第三章
[8]前話
「主人公はカエサルだったわね」
「タイトルロールでね」
「というと昔は」
「そう、昔はね」
昔の歌劇ではというのだ。
「英雄とかそうした役はなんだ」
「カストラートの人が歌ってたの」
「そうだったんだ」
「カエサルも」
「他の役もだよ」
「英雄はそうだったの」
「そう、あの頃はね」
十八世紀まではというのだ。
「そうだったんだよ」
「そうした時代だったのね」
「そう、昔はね」
「今はテノールが歌う様な役も」
「ヴェルディやワーグナーの作品だと特にね」
因幡は好美に話した。
「そうだね」
「それが昔はなのね」
「昔はそうだったんだよ」
「カストラートが花形だったのね」
「もうテノールやソプラノよりもね」
遥かにというのだ。
「人気だったんだ、ドミンゴやカレーラスみたいな感じか」
「もっとなの」
「そうだったんだよ、カエサルを歌う様な」
英雄の代名詞と言っていい様な役をというのだ。
「立場だったんだよ」
「それが昔の歌劇ということね」
「うん、バロックオペラというけれど」
「まさにバロック時代のオペラだからなのね」
「実はロココもだけれどね」
この時代もというのだ、バロックは十七世紀でロココは十八世紀というのが歴史の時代区分であろうか。
「そうだったんだ、じゃあまた」
「ええ、そのバロックオペラをね」
「また観ようね」
「そうしましょう、モーツァルトもよね」
「そうだよ、じゃあ今度はモーツァルトかな」
「カストラートの役が出るオペラがあればね」
好美は笑顔で応えた、もう彼女はすっかりその時代の歌劇そしてカストラートが歌ってきた役に魅了されていた。
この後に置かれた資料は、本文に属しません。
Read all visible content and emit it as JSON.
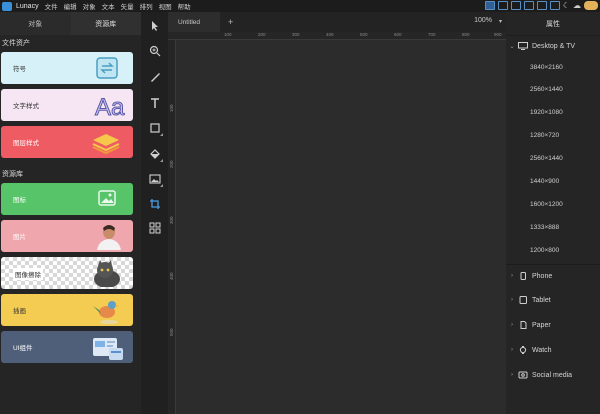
{
  "app": {
    "name": "Lunacy",
    "menu": [
      "文件",
      "编辑",
      "对象",
      "文本",
      "矢量",
      "排列",
      "视图",
      "帮助"
    ]
  },
  "left_panel": {
    "tabs": [
      "对象",
      "资源库"
    ],
    "active_tab": 1,
    "section_docs": "文件资产",
    "section_library": "资源库",
    "cards": [
      {
        "label": "符号",
        "color": "#d6f2f8"
      },
      {
        "label": "文字样式",
        "color": "#f6e6f3"
      },
      {
        "label": "图层样式",
        "color": "#ef5b62"
      },
      {
        "label": "图标",
        "color": "#58c46a"
      },
      {
        "label": "图片",
        "color": "#f0a6ad"
      },
      {
        "label": "图像擦除",
        "color": "#ffffff"
      },
      {
        "label": "插画",
        "color": "#f5cc52"
      },
      {
        "label": "UI组件",
        "color": "#4f5f7a"
      }
    ]
  },
  "toolbar": {
    "tools": [
      "select-icon",
      "zoom-icon",
      "pen-icon",
      "text-icon",
      "rectangle-icon",
      "fill-icon",
      "image-icon",
      "crop-icon",
      "components-icon"
    ]
  },
  "canvas": {
    "tab_title": "Untitled",
    "add_tab": "+",
    "zoom": "100%",
    "ruler_top": [
      "100",
      "200",
      "300",
      "400",
      "500",
      "600",
      "700",
      "800",
      "900"
    ],
    "ruler_left": [
      "100",
      "200",
      "300",
      "400",
      "500"
    ]
  },
  "right_panel": {
    "header": "属性",
    "groups": [
      {
        "name": "Desktop & TV",
        "expanded": true,
        "presets": [
          "3840×2160",
          "2560×1440",
          "1920×1080",
          "1280×720",
          "2560×1440",
          "1440×900",
          "1600×1200",
          "1333×888",
          "1200×800"
        ]
      },
      {
        "name": "Phone",
        "expanded": false
      },
      {
        "name": "Tablet",
        "expanded": false
      },
      {
        "name": "Paper",
        "expanded": false
      },
      {
        "name": "Watch",
        "expanded": false
      },
      {
        "name": "Social media",
        "expanded": false
      }
    ]
  }
}
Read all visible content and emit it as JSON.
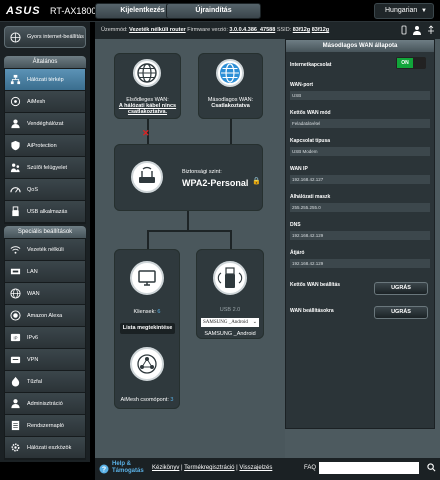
{
  "app": {
    "brand": "ASUS",
    "model": "RT-AX1800U",
    "top_tabs": [
      "Kijelentkezés",
      "Újraindítás"
    ],
    "language": "Hungarian"
  },
  "sidebar": {
    "quick_setup": "Gyors internet-beállítás",
    "general_header": "Általános",
    "general_items": [
      "Hálózati térkép",
      "AiMesh",
      "Vendéghálózat",
      "AiProtection",
      "Szülői felügyelet",
      "QoS",
      "USB alkalmazás"
    ],
    "advanced_header": "Speciális beállítások",
    "advanced_items": [
      "Vezeték nélküli",
      "LAN",
      "WAN",
      "Amazon Alexa",
      "IPv6",
      "VPN",
      "Tűzfal",
      "Adminisztráció",
      "Rendszernapló",
      "Hálózati eszközök"
    ]
  },
  "status": {
    "mode_label": "Üzemmód:",
    "mode_value": "Vezeték nélküli router",
    "firmware_label": "Firmware verzió:",
    "firmware_value": "3.0.0.4.386_47588",
    "ssid_label": "SSID:",
    "ssid1": "83f12g",
    "ssid2": "83f12g"
  },
  "map": {
    "primary_wan_label": "Elsődleges WAN:",
    "primary_wan_status": "A hálózati kábel nincs csatlakoztatva.",
    "secondary_wan_label": "Másodlagos WAN:",
    "secondary_wan_status": "Csatlakoztatva",
    "security_label": "Biztonsági szint:",
    "security_value": "WPA2-Personal",
    "clients_label": "Kliensek:",
    "clients_count": "6",
    "view_list": "Lista megtekintése",
    "usb_label": "USB 2.0",
    "usb_select": "SAMSUNG _Android",
    "usb_device": "SAMSUNG _Android",
    "aimesh_label": "AiMesh csomópont:",
    "aimesh_count": "3"
  },
  "panel": {
    "title": "Másodlagos WAN állapota",
    "internet_label": "Internetkapcsolat",
    "toggle_state": "ON",
    "fields": [
      {
        "label": "WAN-port",
        "value": "USB"
      },
      {
        "label": "Kettős WAN mód",
        "value": "Feladatátvétel"
      },
      {
        "label": "Kapcsolat típusa",
        "value": "USB Modem"
      },
      {
        "label": "WAN IP",
        "value": "192.168.42.127"
      },
      {
        "label": "Alhálózati maszk",
        "value": "255.255.255.0"
      },
      {
        "label": "DNS",
        "value": "192.168.42.129"
      },
      {
        "label": "Átjáró",
        "value": "192.168.42.129"
      }
    ],
    "dual_wan_label": "Kettős WAN beállítás",
    "wan_settings_label": "WAN beállításokra",
    "go_label": "UGRÁS"
  },
  "footer": {
    "help": "Help & Támogatás",
    "links": [
      "Kézikönyv",
      "Termékregisztráció",
      "Visszajelzés"
    ],
    "faq": "FAQ"
  }
}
そしてまたその作品を観てだ、その後で因幡にうっとりとして答えた。
「今日も楽しめたわ」
「それは何よりだよ」
「やっぱりカストラートの役はいいわね」
「今はカウンターテノールが歌っているけれど」
「とてもいいわ、じゃあね」
「うん、またね」
「一緒に観ましょう」
「そうしようね」
二人で笑顔で話した、そうして歌劇の話をさらにした。女性としか聴こえない声で歌う英雄の話を。